Question

The equation of the circle whose radius is 5 and which touches the circle $x ^ { 2 } + y ^ { 2 } - 2 x - 4 y - 20 = 0$ externally at the point (5, 5), is.

• A. $x ^ { 2 } + y ^ { 2 } - 18 x - 16 y - 120 = 0$
• B. $x ^ { 2 } + y ^ { 2 } - 18 x - 16 y + 120 = 0$
• C. $x ^ { 2 } + y ^ { 2 } + 18 x + 16 y - 120 = 0$
• D. $x ^ { 2 } + y ^ { 2 } + 18 x - 16 y + 120 = 0$

Answer 1

Answer: (B)

$x ^ { 2 } + y ^ { 2 } - 18 x - 16 y + 120 = 0$

Answer 2

Let the centre of the required circle be $\left( x _ { 1 } , y _ { 1 } \right)$ and the centre of given circle is (1, 2).
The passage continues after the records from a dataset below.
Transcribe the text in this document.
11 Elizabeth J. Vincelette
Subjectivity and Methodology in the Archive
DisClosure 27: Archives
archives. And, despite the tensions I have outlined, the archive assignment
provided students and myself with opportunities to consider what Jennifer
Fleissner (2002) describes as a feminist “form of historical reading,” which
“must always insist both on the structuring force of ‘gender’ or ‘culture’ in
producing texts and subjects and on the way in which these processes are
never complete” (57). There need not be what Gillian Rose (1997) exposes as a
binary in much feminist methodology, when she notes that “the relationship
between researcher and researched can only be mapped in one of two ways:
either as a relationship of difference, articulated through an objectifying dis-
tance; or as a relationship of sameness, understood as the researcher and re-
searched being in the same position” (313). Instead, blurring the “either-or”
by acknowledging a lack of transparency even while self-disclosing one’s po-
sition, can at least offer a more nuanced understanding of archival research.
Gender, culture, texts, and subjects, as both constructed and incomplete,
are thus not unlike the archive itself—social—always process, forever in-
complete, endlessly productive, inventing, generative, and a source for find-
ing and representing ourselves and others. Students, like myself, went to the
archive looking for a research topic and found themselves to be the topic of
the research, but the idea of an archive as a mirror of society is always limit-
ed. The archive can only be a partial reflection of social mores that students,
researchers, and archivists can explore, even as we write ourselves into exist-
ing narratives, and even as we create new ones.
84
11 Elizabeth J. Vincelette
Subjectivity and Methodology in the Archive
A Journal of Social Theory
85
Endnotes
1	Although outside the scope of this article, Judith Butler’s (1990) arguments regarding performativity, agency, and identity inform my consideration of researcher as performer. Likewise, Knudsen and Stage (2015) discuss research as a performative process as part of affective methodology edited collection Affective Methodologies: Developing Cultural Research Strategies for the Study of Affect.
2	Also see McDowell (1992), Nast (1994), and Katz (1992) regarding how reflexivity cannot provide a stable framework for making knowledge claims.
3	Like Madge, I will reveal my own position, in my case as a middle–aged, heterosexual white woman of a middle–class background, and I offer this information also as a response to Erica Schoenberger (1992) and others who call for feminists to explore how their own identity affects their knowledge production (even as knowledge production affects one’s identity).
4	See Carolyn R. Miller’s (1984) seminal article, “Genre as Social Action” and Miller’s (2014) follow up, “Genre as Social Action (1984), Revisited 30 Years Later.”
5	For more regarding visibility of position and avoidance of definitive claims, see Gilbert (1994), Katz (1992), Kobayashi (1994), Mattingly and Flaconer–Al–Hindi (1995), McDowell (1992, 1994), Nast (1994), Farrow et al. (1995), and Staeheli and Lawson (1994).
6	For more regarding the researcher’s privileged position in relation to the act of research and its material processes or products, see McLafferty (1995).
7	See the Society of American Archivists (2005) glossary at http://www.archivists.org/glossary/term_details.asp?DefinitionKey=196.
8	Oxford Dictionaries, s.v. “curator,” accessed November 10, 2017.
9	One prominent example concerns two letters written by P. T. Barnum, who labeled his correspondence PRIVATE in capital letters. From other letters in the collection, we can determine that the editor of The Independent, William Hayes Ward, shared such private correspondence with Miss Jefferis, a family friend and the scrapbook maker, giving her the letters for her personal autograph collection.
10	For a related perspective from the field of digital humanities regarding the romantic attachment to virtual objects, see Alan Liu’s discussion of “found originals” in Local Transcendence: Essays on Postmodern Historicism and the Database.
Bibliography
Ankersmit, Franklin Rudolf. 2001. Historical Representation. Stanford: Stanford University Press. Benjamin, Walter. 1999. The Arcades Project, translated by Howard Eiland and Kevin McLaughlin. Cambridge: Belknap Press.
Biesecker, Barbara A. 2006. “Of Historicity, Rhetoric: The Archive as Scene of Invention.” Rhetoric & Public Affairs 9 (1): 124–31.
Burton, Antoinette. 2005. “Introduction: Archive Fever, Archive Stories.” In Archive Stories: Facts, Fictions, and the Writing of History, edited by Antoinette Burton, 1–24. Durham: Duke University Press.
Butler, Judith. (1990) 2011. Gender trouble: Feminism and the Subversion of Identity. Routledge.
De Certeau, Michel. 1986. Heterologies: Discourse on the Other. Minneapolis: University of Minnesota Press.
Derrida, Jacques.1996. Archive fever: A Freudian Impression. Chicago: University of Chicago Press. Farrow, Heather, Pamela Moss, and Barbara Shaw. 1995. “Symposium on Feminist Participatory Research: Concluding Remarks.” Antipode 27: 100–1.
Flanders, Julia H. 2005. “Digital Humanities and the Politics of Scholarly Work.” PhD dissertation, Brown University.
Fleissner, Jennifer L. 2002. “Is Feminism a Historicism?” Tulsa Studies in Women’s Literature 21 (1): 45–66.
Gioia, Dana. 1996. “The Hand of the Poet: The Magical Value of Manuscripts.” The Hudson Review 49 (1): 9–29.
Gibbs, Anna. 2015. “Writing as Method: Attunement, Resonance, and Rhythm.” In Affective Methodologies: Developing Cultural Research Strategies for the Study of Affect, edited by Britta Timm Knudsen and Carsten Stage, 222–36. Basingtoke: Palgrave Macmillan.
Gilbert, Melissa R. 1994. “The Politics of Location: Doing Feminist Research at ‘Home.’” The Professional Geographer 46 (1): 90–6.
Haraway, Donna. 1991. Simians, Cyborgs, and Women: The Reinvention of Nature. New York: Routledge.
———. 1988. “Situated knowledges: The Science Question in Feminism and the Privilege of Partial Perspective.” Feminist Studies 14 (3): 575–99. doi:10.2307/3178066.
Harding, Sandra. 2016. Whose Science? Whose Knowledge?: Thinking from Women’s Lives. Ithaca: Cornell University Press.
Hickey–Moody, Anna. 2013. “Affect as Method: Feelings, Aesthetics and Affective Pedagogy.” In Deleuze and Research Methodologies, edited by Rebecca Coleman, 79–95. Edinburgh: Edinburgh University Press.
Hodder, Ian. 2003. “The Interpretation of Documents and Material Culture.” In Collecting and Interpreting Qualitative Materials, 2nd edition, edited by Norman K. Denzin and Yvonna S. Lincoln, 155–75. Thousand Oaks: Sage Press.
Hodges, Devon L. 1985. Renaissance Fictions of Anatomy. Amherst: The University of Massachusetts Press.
Since radii of both circles are same, therefore, point of contact (5, 5) is the mid point of the line joining the centres of both circles. Hence $x _ { 1 } = 9$ and $y _ { 1 } = 8$.Hence the required equation is$( x - 9 ) ^ { 2 } + ( y - 8 ) ^ { 2 } = 25$ $\Rightarrow x ^ { 2 } + y ^ { 2 } - 18 x - 16 y + 120 = 0$.

Trick : The point (5, 5) must satisfy the required circle. Hence the required equation is given by (2).